Aber dass sie so hübsch gewesen war – das hatte er vergessen. Es war Gertrud gewesen, die dazwischengetreten war und ihm den Blick verstellt hatte. Sie hatte ihm die Erinnerung an Anna gestohlen. So wie alles andere.
Und was war schließlich mit Anna geschehen? Warum war sie plötzlich für immer verschwunden gewesen? Auch daran konnte er sich nicht erinnern. Und er war sich auch nicht sicher, ob er es wollte. Zumindest jetzt nicht. Vielleicht später.
Vaters Furcht einflößende Gestalt tauchte wieder auf. Für ihn hatte er nie innige Gefühle gehegt. Furcht hatte er empfunden und einen wachsenden Hass. Nun begriff er, dass sein Vater seine Nachkommen unter demselben Aspekt betrachtete wie das Vieh. Ein missgebildetes Kalb wurde sofort getötet. Warum nicht auch ein missgebildetes Kind?
Es war ein Geheimnis, das sie teilten. Auch wenn sich der Vater nicht sicher war, worin das Geheimnis bestand. Sein Blick ruhte oft schwer auf Max. Vielleicht versuchte er zu ergründen, was der Sohn an jenem Tag auf dem Steg eigentlich gesehen und verstanden hatte. Er musste sich nicht beunruhigen. Die Erinnerung war rasch vertrieben worden. Dennoch war es zu dieser Zeit, dass Max begann, seinen Vater beim Vornamen zu nennen. Wenn er ihn ansprach, sagte er stets Henning zu ihm. Er wusste selbst nicht, warum, doch das Wort Vater kam ihm nicht mehr über die Lippen. Zu dieser Zeit galt es als respektlos, seinem Vater die ihm zustehende Anrede zu verweigern. Wenn er sah, wie der Vater bei der ungewohnten Anrede zusammenzuckte, überkam ihn jedes Mal die Angst. Und die Bestrafung ließ auch nie lange auf sich warten. Wenn der wütende Henning ihn zufällig in die Hände bekam, setzte es immer eine extra Ohrfeige für seine Unverschämtheit.
Bis zu jenem Tag mehrere Jahre später, an dem er die überraschende Entdeckung machte, dass er nicht nur einen Kopf größer, sondern auch stärker war als sein Peiniger. Da zahlte er es ihm heim, und es hätte böse ausgehen können, denn er begriff nicht, wie stark er war, und heimzuzahlen hatte er eine Menge. Die Machtverhältnisse hatten sich geringfügig verschoben. Es war nicht mehr er allein, der dem anderen aus dem Weg ging. Sie achteten beide darauf, einander nicht zu nahe zu kommen. Zwei wütende Hunde, die es vorzogen, sich aus sicherem Abstand anzuknurren. Doch der Vater knurrte am lautesten. Er konnte seinem Sohn immer noch Angst einjagen. Diese Übermacht behielt er bis zu seinem Tod. Der Teufel wusste, ob er sie nicht immer noch besaß.

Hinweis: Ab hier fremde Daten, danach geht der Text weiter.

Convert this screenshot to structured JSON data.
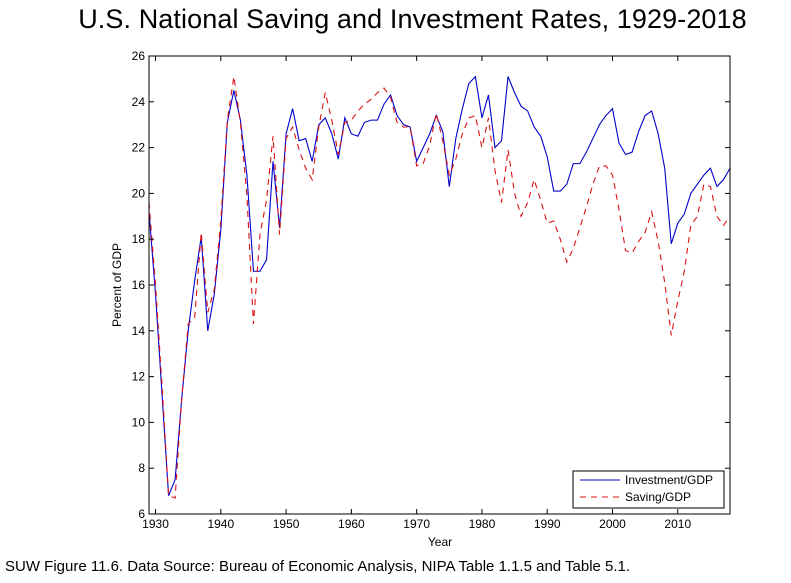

Fünfundvierzig abenteuerliche Jahre in den Staaten waren offenbar nicht genug gewesen. Er hatte es dort drüben mit ein paar richtig gefährlichen Leuten zu tun gehabt, aber das half ihm jetzt nicht weiter. Das Wiedersehen mit Leif und Gertrud hatte ihm Angst gemacht. Der Schatten des Vaters lastete immer noch schwer auf Röshult.
Um mit den beiden fertig zu werden, brauchte er einen Verbündeten. Vielleicht würde er ihn in Birger finden, seinem anderen Halbbruder. An ihn erinnerte er sich nur schwach. Ein kleines, schmächtiges, gedemütigtes Kerlchen – ängstlicher, als er jemals gewesen war. Aber vielleicht hatte er sich ja gemausert. Zumindest war es einen Versuch wert. Wenn er wieder auf den Beinen war, wollte er ihn ausfindig machen.